Namun, dengan mulainya bermunculan para penyair (penulis) perempuan di UIN,
diharapkan setidaknya memberikan bibit minat pada bakat-bakat terpendam para
penulis perempuan lainnya di kampus ini. “kita
tidak menulis dan membaca puisi karena hal itu manis, tapi kita membaca dan
menulis puisi karena kita merupakan bagian dari ras manusia, sebab manusia itu
dipenuhi dengan gairah” begitulah kata Keating dalam “The Dead Poet
Society”.
Nada
Sendu Puisi Nira
Sebuah puisi memang tak ayal
merupakan sebuah ekspresi yang muncul spontan dari sang penyair sebagai reaksi
dari setiap gejala yang dialaminya, atau Wordsworth menyebutnya sebagai spontaneous overflow of powerful feeling. Perasaan
spontan yang berisi kepadatan makna-
makna yang perlu penafsiran pembacanya. Namun sebuah puisi terkadang memberikan
ruang abu- abu yang berisi ambiguitas makna, Yang menurut Rifaterre (1978: 2)
hal tersebut disebabkan karena penggunaan bahasa yang memiliki arti ganda
(polyinterpretable). Kegandaan itu bisa berupa arti sebuah kata, frase ataupun
kalimat dalam sebuah puisi. Terlepas dari itu, cara penggunaan bahasa figuratif
pada sebuah puisipun nyatanya memiliki andil dalam memberikan pemaknaan yang
optimal bagi pembacanya.
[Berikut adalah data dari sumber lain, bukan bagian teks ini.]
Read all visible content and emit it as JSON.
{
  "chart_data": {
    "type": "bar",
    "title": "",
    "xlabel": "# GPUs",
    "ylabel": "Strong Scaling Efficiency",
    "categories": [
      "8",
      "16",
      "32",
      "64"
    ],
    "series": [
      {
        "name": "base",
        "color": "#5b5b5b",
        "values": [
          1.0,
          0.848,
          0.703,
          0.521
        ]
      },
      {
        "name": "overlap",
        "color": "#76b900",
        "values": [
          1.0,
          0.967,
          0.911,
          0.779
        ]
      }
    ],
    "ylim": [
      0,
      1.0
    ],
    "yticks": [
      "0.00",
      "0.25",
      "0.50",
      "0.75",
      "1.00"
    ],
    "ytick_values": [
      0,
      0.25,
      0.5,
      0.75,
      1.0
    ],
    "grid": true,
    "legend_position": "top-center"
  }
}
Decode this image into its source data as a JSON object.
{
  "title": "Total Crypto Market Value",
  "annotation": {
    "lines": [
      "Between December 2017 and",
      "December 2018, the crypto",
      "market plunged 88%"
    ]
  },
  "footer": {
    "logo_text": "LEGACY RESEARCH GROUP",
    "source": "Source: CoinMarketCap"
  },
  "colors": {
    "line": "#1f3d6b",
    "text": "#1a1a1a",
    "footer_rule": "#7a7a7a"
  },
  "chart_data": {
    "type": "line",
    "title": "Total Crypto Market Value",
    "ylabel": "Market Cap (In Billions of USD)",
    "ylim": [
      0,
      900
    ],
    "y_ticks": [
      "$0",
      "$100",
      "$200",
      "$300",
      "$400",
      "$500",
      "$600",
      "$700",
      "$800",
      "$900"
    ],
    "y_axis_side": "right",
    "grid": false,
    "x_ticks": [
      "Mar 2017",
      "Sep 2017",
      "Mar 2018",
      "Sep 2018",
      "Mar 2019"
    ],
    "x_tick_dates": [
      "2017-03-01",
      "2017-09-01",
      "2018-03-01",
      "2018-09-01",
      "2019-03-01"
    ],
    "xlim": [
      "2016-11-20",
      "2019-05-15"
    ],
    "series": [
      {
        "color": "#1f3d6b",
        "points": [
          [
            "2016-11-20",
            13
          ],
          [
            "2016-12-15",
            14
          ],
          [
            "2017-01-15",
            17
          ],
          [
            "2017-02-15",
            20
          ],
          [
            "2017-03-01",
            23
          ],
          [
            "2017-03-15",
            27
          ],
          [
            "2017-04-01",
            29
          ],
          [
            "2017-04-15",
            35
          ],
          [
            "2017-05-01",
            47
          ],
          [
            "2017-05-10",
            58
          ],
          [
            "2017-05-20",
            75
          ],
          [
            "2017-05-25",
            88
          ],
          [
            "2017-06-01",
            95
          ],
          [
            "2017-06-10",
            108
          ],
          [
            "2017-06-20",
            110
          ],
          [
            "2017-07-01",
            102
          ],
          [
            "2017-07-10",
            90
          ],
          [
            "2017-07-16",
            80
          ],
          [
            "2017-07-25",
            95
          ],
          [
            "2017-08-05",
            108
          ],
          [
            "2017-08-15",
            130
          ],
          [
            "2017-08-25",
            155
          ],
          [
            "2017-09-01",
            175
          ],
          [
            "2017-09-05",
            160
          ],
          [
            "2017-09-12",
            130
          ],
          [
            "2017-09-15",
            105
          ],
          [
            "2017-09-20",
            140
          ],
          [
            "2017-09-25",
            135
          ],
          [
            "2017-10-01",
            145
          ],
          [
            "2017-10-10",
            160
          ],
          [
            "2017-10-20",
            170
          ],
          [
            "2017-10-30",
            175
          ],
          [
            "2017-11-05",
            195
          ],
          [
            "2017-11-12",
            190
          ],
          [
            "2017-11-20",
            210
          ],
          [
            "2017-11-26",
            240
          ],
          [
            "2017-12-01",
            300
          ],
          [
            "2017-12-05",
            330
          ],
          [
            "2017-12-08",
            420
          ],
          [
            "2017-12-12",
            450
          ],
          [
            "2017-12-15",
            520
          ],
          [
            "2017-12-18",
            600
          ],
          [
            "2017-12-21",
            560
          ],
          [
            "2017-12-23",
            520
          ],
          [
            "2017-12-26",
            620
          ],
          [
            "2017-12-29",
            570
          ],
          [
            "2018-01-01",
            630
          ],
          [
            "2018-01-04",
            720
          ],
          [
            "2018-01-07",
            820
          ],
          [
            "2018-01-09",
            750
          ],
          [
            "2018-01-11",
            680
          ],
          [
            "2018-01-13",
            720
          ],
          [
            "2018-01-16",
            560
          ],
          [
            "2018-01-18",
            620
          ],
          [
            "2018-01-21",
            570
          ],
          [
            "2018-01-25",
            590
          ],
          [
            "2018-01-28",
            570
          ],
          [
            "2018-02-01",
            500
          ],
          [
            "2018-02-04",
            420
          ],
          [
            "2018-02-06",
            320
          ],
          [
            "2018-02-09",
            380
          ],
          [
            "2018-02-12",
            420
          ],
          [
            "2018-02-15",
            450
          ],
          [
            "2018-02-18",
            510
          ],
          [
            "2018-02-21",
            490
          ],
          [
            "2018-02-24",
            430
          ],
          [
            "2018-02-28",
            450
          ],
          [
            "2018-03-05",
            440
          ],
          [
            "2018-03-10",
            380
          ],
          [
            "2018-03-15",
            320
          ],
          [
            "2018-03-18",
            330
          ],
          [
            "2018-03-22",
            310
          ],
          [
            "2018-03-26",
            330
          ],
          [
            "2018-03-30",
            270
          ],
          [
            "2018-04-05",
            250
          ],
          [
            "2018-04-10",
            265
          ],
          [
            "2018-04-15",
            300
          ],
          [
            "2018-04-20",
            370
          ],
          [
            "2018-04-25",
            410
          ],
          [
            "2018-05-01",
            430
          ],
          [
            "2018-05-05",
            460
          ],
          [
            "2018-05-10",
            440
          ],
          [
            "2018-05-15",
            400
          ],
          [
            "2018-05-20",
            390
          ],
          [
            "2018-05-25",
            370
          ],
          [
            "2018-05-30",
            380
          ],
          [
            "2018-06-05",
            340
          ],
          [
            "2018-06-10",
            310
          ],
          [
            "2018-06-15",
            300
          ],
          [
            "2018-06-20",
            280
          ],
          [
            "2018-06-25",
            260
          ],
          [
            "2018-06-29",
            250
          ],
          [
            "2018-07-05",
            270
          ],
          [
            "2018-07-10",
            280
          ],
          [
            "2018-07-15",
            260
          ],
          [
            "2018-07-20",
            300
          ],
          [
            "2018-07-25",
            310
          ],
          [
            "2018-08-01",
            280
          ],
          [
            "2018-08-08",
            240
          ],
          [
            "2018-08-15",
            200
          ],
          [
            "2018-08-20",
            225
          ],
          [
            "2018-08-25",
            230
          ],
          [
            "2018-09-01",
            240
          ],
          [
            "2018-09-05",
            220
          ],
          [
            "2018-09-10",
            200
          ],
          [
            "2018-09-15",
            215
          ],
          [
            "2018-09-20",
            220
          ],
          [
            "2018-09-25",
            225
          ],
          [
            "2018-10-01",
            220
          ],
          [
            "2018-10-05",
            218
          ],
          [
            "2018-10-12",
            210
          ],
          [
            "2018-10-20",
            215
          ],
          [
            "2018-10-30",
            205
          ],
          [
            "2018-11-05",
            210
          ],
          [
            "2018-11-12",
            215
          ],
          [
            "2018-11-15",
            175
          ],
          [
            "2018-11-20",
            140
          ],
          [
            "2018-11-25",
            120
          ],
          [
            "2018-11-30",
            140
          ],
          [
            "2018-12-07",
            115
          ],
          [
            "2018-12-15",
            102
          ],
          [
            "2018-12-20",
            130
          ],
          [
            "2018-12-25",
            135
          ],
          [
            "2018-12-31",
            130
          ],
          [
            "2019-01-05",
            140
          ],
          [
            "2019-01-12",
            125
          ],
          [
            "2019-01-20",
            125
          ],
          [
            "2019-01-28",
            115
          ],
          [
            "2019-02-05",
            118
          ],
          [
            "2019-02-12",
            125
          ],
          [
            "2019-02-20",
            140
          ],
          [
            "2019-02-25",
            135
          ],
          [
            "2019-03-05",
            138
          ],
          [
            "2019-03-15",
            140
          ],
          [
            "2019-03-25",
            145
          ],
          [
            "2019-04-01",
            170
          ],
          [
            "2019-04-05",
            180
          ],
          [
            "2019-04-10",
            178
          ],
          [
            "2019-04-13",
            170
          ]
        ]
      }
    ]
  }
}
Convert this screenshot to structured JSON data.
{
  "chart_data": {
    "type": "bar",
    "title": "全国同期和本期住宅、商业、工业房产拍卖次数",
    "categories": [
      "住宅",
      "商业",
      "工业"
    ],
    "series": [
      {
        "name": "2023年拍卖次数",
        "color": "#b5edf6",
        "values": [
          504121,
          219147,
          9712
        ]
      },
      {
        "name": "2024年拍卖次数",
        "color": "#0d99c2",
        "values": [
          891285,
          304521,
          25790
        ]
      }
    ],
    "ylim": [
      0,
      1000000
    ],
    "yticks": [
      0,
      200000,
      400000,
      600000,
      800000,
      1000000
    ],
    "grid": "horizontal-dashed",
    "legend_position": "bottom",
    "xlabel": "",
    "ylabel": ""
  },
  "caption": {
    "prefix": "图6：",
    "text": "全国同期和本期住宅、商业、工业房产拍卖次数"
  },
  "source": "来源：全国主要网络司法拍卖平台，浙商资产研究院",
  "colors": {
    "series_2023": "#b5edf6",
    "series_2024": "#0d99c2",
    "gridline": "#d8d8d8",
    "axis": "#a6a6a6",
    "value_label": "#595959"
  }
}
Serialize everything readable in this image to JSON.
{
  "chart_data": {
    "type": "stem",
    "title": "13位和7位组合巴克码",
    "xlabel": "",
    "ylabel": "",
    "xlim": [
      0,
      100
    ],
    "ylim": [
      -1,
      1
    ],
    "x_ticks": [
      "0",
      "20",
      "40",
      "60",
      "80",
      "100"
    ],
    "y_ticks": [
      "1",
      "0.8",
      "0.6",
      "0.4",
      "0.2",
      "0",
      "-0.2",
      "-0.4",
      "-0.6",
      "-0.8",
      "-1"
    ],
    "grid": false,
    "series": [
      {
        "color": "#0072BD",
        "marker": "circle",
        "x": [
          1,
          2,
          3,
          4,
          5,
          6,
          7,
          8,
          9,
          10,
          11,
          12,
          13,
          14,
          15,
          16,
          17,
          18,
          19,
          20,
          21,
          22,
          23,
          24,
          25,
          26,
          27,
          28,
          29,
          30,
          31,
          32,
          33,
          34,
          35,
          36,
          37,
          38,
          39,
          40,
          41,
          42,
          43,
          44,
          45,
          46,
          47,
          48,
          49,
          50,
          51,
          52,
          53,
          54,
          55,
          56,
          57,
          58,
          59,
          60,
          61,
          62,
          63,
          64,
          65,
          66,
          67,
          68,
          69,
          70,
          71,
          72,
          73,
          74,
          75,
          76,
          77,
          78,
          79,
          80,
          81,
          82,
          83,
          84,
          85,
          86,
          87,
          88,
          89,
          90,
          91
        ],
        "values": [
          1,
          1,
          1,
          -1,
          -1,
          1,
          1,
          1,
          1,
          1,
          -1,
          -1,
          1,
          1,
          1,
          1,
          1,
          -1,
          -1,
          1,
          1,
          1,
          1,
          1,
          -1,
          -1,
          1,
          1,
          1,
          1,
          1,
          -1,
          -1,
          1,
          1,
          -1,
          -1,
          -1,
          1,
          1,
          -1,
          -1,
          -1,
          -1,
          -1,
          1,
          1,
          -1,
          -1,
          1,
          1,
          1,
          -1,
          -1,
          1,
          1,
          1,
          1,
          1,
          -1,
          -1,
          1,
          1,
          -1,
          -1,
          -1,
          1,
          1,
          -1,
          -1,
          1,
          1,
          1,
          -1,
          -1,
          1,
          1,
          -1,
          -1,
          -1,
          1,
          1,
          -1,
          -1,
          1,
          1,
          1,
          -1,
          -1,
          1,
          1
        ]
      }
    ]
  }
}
Terutama metafore yang digunakan seorang penyair untuk
membangkitkan suasana yang dibangun dalam puisinya.
Sajak Nira yang satu ini
memberi penekanan pada emosi yang kuat sebagai sumber dari pengalaman estetika,
memberikan tekanan baru terhadap emosi-emosi seperti perasaan yang timbul ketika seseorang menghadapi yang sublim dari
alam. Suasana romantic yang dibangun sang penyair sudah dimulai dari diksi-
diksi yang dijadikan judul sajak ini. “Di antara gerimis Rindu” sebuah ekpresi
rasa dari si aku lirik yang di
kombinasikan dengan keadaan alam yang “gerimis”. Proses penggunaan metafore
yang memberikan kesan hiperbolik terhadap rasa rindu si aku lirik.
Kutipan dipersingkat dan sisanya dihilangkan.